The study was a collaboration of Bedrosian, Zachary Weil, research assistant professor in neuroscience and Randy Nelson, professor of neuroscience and psychology, whose lab conducted previous studies in which he linked chronic exposure to light at night to depression and obesity in animal models.

The team discovered that one particular protein called tumor necrosis factor (TNF) that is present in the brain of hamsters, which is also present in humans, may play a key part in exposure to light at night can lead to depression. By blocking this protein, the team managed to prevent the hamsters from developing depressive-like symptoms – even when they were exposed to light at night.

The researchers conducted two experiments with female Siberian hamsters – with surgically removed ovaries – to ensure that the results were not distorted due to the production of hormones.

The first experiment exposed half of the hamsters to eight weeks in a standard light-dark cycle of 16 hours of light (150 lux) and 8 hours of total darkness each day, whilst the other hamsters were kept in 16 hours of daylight and 8 hours of dim light, i.e. 5 lux, for the first four weeks, which is similar to an on-switched television in a darkened room.

After eight weeks, the hamsters were returned to live under normal light cycle conditions for a period of either 1,2 or 4 weeks before testing began.

The animals were subsequently subjected to various behavior tests, which showed that hamsters exposed to chronic dim light at night were less active overall during their active period each day than those in standard lighting conditions.
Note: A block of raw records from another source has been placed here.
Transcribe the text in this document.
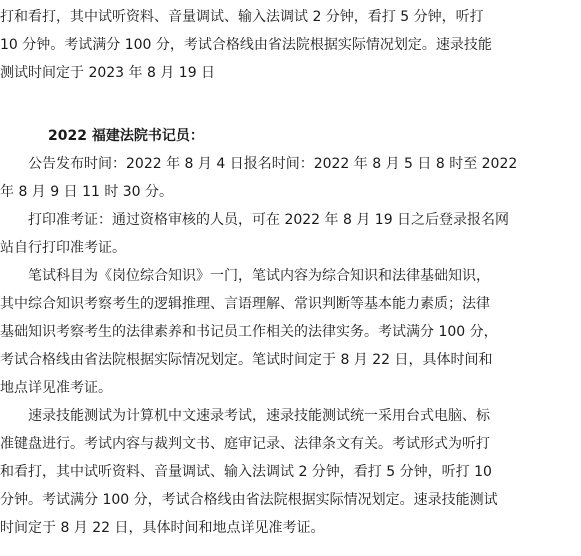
打和看打，其中试听资料、音量调试、输入法调试 2 分钟，看打 5 分钟，听打
10 分钟。考试满分 100 分，考试合格线由省法院根据实际情况划定。速录技能
测试时间定于 2023 年 8 月 19 日
2022 福建法院书记员：
公告发布时间：2022 年 8 月 4 日报名时间：2022 年 8 月 5 日 8 时至 2022
年 8 月 9 日 11 时 30 分。
打印准考证：通过资格审核的人员，可在 2022 年 8 月 19 日之后登录报名网
站自行打印准考证。
笔试科目为《岗位综合知识》一门，笔试内容为综合知识和法律基础知识，
其中综合知识考察考生的逻辑推理、言语理解、常识判断等基本能力素质；法律
基础知识考察考生的法律素养和书记员工作相关的法律实务。考试满分 100 分，
考试合格线由省法院根据实际情况划定。笔试时间定于 8 月 22 日，具体时间和
地点详见准考证。
速录技能测试为计算机中文速录考试，速录技能测试统一采用台式电脑、标
准键盘进行。考试内容与裁判文书、庭审记录、法律条文有关。考试形式为听打
和看打，其中试听资料、音量调试、输入法调试 2 分钟，看打 5 分钟，听打 10
分钟。考试满分 100 分，考试合格线由省法院根据实际情况划定。速录技能测试
时间定于 8 月 22 日，具体时间和地点详见准考证。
The animals that experienced the dim light also displayed greater depressive symptoms compared with the other hamsters, which was observed by showing less interest in drinking sugar water they usually enjoy. However, the team observed that within two weeks of returning to a normal light cycle, the depressive-like symptoms in those in the dim light group were no different than that in hamsters that always had standard lighting and that the animals regained their normal levels of activity. The animals were sacrificed after the behavioral test and the researchers examined the animals’ hippocampus, the region in the brain that plays a key role in depressive disorders. The team discovered that the hippocampus of those that were exposed to dim light displayed various changed linked to depression, one of which was an increased expression of the gene that produces TNF.

TNF is a chemical messenger, which is activated during an injury or infection. It belongs to a large family of proteins called cytokines, which cause inflammation in an effort to repair the body’s injured or infected site. However, when the inflammation is constant it can be damaging, as seen in the hamsters that were exposed to dim light at night.

Nelson, who is a member of Ohio State’s Institute for Behavioral Medicine Research stated: “Researchers have found a strong association in people between chronic inflammation and depression. That’s why it is very significant that we found this relationship between dim light at night and increased expression of TNF.”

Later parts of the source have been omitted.